Что с людьми?! Они натурально помешались на кинематографе.
Заходишь в ЖЖ, в пельменную, в баню, на газетные и журнальные сайты, да куда угодно, — известные и малоизвестные персонажи обсуждают новинки производства, реже — так называемую классику. Мало кому за это приплачивают, но люди не унимаются: ярятся, матерятся, делятся соображениями.
Совсем не так было в 90-е. Тогда киношкой интересовались две-три неприкаянные калеки вроде меня. Как вдруг в загадочном заведении «НИИ киноискусства», где я смотрел всё подряд, неумеренно пил водку и в тесно сплоченной компании редактировал бесполезный журнал «Киноведческие записки», высадился десант: хорошо воспитанные товарищи из не менее странного, чем наш, НИИ философии.
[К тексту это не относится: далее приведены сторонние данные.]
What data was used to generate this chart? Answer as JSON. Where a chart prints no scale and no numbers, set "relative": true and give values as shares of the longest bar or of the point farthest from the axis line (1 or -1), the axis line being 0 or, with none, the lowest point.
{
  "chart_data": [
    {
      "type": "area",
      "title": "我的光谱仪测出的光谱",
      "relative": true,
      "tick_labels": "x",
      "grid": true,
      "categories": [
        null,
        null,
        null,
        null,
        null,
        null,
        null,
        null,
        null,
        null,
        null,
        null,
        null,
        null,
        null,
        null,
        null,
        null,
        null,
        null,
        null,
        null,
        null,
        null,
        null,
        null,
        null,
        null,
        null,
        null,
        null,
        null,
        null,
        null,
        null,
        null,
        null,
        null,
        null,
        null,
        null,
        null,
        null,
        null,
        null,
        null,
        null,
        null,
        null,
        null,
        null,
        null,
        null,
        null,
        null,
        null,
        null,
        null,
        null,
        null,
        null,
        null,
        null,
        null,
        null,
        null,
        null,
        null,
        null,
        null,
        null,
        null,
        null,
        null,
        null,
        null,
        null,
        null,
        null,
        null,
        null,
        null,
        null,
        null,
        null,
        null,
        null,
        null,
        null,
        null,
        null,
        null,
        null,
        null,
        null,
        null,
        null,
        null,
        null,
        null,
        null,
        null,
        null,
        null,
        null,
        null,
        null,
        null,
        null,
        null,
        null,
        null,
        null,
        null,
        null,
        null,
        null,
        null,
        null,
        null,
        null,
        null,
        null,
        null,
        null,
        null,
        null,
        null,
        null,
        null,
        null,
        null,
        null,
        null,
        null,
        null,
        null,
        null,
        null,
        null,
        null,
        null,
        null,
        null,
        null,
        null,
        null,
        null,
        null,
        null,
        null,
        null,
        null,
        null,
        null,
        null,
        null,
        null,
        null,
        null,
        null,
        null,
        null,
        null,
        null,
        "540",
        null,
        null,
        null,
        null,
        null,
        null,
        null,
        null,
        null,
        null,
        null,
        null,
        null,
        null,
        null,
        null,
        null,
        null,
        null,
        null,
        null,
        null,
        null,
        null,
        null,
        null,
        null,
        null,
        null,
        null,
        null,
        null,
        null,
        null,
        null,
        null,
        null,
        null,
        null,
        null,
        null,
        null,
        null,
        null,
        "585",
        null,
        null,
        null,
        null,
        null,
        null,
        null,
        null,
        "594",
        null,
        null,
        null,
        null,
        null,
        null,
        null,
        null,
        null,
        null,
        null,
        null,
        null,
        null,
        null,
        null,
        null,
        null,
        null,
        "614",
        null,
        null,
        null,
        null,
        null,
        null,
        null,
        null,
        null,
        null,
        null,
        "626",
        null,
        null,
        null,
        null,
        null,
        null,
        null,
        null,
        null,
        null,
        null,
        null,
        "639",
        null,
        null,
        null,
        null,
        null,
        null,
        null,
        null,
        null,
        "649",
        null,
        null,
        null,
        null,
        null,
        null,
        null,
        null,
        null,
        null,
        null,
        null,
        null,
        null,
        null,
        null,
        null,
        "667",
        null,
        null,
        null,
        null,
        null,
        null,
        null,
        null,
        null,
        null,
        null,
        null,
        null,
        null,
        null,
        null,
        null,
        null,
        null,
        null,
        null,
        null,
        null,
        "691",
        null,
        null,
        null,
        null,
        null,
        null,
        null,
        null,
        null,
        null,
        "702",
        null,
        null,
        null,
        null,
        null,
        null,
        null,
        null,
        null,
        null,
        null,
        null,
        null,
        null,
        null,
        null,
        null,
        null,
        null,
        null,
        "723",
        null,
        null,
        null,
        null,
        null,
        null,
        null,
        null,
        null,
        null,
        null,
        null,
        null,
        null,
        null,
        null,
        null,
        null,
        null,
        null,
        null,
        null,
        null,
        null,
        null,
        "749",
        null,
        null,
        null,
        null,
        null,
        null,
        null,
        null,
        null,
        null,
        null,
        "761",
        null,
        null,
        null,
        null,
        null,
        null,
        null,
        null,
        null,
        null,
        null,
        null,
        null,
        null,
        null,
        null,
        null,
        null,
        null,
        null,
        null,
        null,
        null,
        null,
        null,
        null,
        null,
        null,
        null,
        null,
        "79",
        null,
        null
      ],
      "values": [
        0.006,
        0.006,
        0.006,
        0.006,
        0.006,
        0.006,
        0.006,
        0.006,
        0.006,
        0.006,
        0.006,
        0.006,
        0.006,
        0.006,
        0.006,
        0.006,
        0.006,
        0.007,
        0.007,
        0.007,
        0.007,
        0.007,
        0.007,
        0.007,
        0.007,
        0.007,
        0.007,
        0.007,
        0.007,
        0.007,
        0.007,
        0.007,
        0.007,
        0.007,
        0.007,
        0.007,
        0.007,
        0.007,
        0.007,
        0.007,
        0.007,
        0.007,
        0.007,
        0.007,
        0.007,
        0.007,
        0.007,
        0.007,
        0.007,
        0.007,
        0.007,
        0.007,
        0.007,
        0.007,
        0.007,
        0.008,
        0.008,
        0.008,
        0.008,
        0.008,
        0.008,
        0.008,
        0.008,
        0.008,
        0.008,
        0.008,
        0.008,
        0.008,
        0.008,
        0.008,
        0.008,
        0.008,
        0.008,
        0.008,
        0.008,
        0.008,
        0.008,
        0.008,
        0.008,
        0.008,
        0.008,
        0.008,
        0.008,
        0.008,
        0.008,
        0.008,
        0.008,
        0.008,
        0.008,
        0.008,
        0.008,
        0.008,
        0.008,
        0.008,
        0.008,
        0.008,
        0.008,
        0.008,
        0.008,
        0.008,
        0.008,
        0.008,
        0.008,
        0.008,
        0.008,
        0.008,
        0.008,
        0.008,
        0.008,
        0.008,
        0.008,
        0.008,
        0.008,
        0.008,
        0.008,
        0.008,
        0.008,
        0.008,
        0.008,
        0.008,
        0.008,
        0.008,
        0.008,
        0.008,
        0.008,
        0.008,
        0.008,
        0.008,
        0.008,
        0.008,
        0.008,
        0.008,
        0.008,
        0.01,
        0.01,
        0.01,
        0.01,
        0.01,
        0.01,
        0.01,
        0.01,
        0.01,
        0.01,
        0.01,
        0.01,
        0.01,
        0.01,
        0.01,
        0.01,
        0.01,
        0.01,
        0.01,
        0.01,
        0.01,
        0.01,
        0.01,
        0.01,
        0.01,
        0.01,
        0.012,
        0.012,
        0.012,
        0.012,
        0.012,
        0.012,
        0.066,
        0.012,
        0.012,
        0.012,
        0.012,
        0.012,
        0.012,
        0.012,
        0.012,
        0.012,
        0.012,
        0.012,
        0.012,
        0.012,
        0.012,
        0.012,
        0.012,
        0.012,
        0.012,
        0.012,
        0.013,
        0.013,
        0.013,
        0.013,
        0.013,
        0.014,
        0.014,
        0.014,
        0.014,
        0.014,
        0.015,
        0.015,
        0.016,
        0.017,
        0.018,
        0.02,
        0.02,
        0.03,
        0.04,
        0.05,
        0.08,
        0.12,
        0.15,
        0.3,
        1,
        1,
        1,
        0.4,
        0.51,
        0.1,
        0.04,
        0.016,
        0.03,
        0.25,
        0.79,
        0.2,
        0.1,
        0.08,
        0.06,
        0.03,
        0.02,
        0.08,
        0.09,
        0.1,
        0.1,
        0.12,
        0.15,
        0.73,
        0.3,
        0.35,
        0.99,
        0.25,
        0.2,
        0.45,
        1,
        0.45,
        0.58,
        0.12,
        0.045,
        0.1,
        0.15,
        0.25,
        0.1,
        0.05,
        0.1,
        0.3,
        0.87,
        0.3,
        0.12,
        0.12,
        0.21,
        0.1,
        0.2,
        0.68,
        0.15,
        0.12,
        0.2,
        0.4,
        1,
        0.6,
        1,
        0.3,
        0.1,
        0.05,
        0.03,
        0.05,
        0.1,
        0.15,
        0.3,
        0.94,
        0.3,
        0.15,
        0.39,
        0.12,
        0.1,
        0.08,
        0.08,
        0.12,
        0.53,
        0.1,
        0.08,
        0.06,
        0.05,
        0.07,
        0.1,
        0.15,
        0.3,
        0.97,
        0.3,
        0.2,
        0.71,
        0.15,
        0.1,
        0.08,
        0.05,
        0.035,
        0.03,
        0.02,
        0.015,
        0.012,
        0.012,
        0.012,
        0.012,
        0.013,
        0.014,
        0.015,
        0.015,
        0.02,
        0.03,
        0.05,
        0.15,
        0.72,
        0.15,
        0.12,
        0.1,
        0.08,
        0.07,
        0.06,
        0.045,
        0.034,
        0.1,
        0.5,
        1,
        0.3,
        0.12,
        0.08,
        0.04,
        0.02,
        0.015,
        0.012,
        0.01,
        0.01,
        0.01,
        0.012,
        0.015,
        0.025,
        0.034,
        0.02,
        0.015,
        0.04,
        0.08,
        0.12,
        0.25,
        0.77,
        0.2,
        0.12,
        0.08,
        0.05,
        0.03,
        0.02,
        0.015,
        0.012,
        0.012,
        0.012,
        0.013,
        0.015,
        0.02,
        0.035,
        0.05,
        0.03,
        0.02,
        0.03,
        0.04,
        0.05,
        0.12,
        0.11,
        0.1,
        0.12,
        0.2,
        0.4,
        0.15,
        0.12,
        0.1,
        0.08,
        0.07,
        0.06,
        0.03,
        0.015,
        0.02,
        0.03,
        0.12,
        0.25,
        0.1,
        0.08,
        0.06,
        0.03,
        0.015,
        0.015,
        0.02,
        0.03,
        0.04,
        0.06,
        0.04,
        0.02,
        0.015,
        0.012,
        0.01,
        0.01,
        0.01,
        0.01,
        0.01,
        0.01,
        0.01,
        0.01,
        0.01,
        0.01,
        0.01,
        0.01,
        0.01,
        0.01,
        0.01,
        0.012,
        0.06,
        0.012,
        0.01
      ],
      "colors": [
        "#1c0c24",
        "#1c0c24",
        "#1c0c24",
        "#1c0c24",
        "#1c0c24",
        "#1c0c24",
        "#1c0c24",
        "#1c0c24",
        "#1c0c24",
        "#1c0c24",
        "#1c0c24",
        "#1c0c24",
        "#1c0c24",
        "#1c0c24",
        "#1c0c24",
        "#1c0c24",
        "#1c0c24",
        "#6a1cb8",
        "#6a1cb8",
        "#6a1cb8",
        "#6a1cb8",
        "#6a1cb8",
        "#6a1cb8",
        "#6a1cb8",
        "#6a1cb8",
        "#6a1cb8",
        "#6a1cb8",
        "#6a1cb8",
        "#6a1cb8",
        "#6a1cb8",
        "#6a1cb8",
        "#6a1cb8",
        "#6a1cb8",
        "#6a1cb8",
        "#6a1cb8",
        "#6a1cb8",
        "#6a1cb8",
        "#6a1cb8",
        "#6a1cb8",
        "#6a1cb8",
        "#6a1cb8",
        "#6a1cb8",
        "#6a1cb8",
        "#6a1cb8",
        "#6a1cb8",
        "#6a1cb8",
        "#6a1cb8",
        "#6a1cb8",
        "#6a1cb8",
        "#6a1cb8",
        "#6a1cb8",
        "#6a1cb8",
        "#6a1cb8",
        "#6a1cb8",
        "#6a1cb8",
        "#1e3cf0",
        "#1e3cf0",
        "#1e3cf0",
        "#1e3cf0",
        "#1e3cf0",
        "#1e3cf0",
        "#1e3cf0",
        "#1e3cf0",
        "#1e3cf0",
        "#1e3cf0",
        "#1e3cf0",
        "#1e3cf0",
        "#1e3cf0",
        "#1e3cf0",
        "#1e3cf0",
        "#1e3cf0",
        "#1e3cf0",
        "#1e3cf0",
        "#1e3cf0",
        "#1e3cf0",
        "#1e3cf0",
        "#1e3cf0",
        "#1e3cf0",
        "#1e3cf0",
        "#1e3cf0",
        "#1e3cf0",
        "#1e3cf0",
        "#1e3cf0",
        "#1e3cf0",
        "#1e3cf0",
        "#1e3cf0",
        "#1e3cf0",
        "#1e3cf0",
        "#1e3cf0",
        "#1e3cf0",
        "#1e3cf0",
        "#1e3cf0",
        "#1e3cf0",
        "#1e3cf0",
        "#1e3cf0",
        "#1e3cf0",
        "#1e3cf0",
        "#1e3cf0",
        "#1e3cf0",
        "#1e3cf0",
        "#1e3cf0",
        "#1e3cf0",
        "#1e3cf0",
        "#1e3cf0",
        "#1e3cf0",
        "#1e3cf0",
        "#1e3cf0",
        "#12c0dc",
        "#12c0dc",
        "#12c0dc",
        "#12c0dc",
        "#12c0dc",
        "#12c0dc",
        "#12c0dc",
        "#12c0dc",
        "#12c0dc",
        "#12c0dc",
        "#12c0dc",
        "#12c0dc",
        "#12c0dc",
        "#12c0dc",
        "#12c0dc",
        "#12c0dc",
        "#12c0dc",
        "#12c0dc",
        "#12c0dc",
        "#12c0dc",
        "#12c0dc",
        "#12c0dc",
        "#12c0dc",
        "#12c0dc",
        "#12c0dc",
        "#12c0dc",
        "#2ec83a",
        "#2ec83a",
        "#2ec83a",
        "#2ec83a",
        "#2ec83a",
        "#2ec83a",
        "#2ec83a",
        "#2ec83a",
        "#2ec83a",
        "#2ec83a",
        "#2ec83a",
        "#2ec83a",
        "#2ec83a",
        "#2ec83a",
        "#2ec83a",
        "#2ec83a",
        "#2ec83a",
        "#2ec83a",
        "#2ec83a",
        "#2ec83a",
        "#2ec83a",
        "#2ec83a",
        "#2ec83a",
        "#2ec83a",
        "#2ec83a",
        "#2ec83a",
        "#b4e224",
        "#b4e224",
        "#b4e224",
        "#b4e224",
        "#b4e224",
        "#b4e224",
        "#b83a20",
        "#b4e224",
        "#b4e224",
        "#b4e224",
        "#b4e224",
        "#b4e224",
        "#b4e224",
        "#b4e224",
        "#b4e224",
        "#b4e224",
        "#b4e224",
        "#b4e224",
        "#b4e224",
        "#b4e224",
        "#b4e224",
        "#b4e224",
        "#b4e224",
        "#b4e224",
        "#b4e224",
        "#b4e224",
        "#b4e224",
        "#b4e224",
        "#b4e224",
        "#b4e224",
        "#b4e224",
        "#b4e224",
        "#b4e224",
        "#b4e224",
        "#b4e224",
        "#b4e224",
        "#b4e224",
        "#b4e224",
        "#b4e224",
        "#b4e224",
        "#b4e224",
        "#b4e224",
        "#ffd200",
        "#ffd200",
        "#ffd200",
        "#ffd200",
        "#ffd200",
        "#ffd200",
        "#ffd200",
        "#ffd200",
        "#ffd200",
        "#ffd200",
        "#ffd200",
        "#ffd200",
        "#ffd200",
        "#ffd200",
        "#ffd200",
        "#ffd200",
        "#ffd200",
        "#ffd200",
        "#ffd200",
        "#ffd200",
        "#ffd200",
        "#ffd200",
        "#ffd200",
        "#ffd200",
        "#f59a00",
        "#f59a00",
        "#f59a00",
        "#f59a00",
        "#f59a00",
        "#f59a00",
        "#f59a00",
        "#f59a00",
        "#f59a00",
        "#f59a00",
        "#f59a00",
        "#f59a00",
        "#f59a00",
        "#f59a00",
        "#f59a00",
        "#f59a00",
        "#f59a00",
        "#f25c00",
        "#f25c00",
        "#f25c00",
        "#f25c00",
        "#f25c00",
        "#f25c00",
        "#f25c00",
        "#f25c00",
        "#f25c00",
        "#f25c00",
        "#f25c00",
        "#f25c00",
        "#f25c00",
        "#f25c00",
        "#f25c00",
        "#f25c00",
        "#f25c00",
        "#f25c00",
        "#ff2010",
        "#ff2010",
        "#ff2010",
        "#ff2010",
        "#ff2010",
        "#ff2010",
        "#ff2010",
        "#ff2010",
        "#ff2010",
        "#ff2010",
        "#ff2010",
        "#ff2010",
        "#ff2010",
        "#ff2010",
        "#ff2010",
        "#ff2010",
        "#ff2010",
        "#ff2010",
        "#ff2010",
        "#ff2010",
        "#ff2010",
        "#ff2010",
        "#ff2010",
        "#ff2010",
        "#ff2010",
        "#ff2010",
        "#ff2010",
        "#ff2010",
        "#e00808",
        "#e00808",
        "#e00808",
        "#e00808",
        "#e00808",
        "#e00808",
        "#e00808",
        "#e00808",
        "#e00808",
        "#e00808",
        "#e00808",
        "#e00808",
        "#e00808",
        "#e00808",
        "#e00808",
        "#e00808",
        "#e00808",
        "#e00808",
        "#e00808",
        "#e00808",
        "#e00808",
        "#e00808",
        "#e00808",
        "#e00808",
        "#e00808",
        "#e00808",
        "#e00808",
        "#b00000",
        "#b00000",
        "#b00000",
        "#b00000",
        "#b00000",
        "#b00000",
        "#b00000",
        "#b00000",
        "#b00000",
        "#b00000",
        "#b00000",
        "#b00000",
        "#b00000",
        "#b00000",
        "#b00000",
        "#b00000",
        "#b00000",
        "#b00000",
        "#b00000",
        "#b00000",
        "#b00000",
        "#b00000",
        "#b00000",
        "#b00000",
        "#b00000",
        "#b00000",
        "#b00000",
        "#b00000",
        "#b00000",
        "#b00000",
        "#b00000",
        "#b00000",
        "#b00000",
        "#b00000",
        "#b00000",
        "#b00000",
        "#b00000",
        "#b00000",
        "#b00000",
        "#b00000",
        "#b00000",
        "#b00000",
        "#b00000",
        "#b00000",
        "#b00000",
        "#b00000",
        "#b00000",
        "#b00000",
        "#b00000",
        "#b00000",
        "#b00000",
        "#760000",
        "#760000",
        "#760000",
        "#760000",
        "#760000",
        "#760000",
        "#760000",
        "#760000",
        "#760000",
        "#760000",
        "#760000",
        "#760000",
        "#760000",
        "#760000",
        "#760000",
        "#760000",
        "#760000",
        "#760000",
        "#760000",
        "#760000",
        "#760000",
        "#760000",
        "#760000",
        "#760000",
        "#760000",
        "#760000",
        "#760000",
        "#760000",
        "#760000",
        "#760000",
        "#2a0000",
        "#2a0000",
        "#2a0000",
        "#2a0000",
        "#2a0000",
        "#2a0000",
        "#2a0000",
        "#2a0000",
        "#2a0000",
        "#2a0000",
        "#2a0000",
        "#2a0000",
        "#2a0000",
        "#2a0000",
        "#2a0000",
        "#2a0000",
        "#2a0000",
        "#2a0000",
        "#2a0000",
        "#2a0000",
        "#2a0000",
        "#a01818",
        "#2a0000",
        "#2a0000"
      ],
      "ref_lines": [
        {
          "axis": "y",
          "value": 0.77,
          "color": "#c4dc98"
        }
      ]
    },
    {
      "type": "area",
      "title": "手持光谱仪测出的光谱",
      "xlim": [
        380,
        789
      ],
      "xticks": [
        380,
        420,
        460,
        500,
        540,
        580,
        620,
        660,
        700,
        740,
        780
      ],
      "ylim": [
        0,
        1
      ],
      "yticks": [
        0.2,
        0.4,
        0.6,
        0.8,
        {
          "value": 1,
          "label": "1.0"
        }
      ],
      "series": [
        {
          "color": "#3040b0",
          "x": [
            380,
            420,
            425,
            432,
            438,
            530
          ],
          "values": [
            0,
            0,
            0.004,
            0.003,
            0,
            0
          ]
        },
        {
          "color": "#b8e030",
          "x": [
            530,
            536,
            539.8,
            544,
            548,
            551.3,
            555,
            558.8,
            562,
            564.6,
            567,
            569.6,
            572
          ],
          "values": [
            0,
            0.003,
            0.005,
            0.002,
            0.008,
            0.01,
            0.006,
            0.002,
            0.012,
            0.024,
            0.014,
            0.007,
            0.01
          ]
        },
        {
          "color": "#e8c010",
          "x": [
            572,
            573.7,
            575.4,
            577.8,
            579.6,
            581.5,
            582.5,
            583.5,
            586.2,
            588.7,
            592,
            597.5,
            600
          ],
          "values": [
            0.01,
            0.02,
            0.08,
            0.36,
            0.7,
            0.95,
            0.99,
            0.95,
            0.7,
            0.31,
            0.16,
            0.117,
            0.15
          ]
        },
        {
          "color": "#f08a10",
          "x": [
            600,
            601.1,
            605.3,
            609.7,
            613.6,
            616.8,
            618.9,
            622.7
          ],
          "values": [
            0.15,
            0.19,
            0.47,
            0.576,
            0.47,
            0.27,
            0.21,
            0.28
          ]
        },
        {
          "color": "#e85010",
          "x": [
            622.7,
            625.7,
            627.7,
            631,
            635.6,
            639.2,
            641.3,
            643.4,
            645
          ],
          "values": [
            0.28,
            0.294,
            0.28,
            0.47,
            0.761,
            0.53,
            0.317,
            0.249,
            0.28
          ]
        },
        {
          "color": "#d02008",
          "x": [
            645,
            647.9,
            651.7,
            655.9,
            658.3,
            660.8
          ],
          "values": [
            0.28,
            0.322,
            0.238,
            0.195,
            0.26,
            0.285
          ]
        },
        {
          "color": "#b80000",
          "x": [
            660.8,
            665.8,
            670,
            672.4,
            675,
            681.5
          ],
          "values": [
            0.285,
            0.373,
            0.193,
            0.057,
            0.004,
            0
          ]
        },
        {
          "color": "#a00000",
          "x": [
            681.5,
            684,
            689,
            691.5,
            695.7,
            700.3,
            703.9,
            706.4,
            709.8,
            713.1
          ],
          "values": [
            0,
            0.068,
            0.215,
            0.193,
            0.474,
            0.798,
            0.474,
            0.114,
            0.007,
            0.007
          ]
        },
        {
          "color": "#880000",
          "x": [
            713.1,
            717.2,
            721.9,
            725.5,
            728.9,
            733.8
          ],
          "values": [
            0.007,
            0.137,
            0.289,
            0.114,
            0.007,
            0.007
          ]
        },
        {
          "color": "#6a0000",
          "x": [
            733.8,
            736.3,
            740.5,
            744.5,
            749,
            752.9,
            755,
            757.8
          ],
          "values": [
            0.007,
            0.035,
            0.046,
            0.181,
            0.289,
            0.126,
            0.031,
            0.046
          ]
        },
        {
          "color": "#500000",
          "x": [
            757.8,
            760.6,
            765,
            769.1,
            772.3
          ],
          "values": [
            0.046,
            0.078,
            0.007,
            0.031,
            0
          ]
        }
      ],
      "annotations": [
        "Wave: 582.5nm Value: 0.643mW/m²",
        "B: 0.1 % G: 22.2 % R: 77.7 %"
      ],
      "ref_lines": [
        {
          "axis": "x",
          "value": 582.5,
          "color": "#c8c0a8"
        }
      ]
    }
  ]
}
То были птенцы гнезда Валерия Подороги, который именно в те времена вошел в моду, и, по моему пристрастному мнению , совершенно заслуженно.
Начитанные молодые люди и девушки со связями возникают в нашем загнивающем квазинаучном заведении, чтобы философствовать и публиковать тексты про мало кому интересное тогда искусство кино.
Помнится, в процессе очередной дружеской пирушки я, искренне недоумевая, поинтересовался у самого продвинутого: «Господи, зачем?!» В смысле почему именно наш глупый нищий балаган, когда на носу, то бишь на повестке дня, модные диссертации с долгосрочными зарубежными командировками и грантами?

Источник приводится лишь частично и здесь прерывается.